Megan Jayne Crabbe predigt eine Abkehr von diesem Schönheitsideal. Sie fordert eine Abkehr von Diäten, die heute als Lifestyle daherkommen. Und hier kommt meine erste große Kritik, denn mehrfach wird im Buch Body Positivity selbst als Lifestyle bezeichnet. Dass die Autorin Body Positivity eventuell gar selbst als neue Diät versteht, wird dann wahrscheinlicher, wenn sie behauptet, durch die Liebe zum eigenen Körper würde man ja auch abnehmen, da eine ausgewogene Ernährung dem Jo-Jo-Effekt von Diäten entgegenwirke. Diese Aussage, auch wenn sie nur einen Satz einnimmt, finde ich hoch problematisch. Niemand sollte das gesagt bekommen, denn es wirkt nur wieder in den Kreislauf von Idealfigur und Abnehmversuch ein.
Es wird schwammig
So richtig viele Aussagen des Buches sind, wie das Aufzeigen der Problematik, dass Übergewichtige beim Gang zum Arzt immer nur auf ihr Gewicht angesprochen werden, so unzureichend wirkt es auf mich. Ja, bei vielen Ärzten wird jedes Gramm zu viel für jedes noch so kleine Zipperlein verantwortlich gemacht. Dünn sein ist so wichtig, dass mir mit Hyperemesis noch gesagt wurde, ich solle doch froh sein, dann nach der Schwangerschaft nicht so viel abnehmen zu müssen. Meiner Meinung nach geht das am eigentlichen Problem vorbei. Mit Sicherheit gibt es Krankheiten, die durch Übergewicht begünstigt werden können. Doch das eigentliche Problem ist, dass das Gewicht auch als Ursache fokussiert wird. Meine Gelenkprobleme werden durch mehr Gewicht, das auf ihnen lastet, nicht besser, ihr Quelle liegt aber ganz wo anders.

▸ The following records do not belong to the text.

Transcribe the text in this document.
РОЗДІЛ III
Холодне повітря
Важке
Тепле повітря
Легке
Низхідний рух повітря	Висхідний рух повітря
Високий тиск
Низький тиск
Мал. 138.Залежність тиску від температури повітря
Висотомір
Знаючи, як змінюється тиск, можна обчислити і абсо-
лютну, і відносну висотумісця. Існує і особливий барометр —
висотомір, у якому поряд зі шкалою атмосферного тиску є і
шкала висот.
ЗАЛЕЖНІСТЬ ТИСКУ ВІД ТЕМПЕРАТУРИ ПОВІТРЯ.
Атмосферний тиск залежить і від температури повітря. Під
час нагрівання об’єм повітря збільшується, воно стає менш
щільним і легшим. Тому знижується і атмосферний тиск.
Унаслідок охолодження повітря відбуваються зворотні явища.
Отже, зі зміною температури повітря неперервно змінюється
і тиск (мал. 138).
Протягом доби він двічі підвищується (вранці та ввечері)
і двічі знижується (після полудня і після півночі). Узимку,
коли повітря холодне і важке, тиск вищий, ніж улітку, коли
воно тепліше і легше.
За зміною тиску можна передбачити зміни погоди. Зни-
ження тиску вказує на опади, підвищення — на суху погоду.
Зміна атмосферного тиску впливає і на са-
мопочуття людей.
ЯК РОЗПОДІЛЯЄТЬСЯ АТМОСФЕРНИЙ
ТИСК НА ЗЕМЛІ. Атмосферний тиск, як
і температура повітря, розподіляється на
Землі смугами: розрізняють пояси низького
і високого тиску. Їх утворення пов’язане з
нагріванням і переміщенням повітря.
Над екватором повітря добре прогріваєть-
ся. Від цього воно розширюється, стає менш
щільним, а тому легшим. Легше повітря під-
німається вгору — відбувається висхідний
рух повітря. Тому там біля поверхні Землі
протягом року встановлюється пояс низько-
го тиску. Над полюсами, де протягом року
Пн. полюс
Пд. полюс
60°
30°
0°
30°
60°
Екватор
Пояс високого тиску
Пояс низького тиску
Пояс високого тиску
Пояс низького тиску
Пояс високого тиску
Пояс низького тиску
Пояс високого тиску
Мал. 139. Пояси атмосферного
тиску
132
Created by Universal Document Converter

Hier vermischen sich Ursache und Symptom.
An dieser Stelle muss positiv erwähnt werden, dass Body Positivity Raum für verschiedene Own Voices gibt, die weit über „Dicksein“ hinausgehen. Hier kommt eine Frau, die im Rollstuhl sitzt, zu Wort, eine Woman of Color und andere. Dass Body Positivity eben nicht heißt „du darfst so dick sein, wie du willst“, sondern eben „dein Körper ist großartig, so wie er ist“ und das auf allen Ebenen. Hier und bei den Berichten der Autorin über ihre Zeit in der Klinik wegen Magersucht gibt es Trigger-Warnungen. Warum diese bei dem geradezu aggressiv geschriebenem ersten Drittel nicht gegeben sind, ist darum umso mehr ein Rätsel für mich.
Fazit?
Body Positivity lässt mich zwiegespalten zurück. Für mich kann das Buch den Kern von Body Positivity nicht fassen, erzeugt durch viel Emotionalität einen Bezug zur Leserschaft und zeigt vor allem die Gefahren des Schönheitsideals unserer Zeit auf. Das Nebeneinanderstellen von Diäten und Body Positivity finde ich dabei sehr gefährlich. Einen wirklich gelungenen Einblick in das, was Body Positivity ist, liefert das Buch leider nicht. Es hat viele wichtige Passagen und absolut korrekte Kritik an unserer Gesellschaft, bleibt aber oft schwammig, zu emotional und stellt fragwürdige Bezüge her.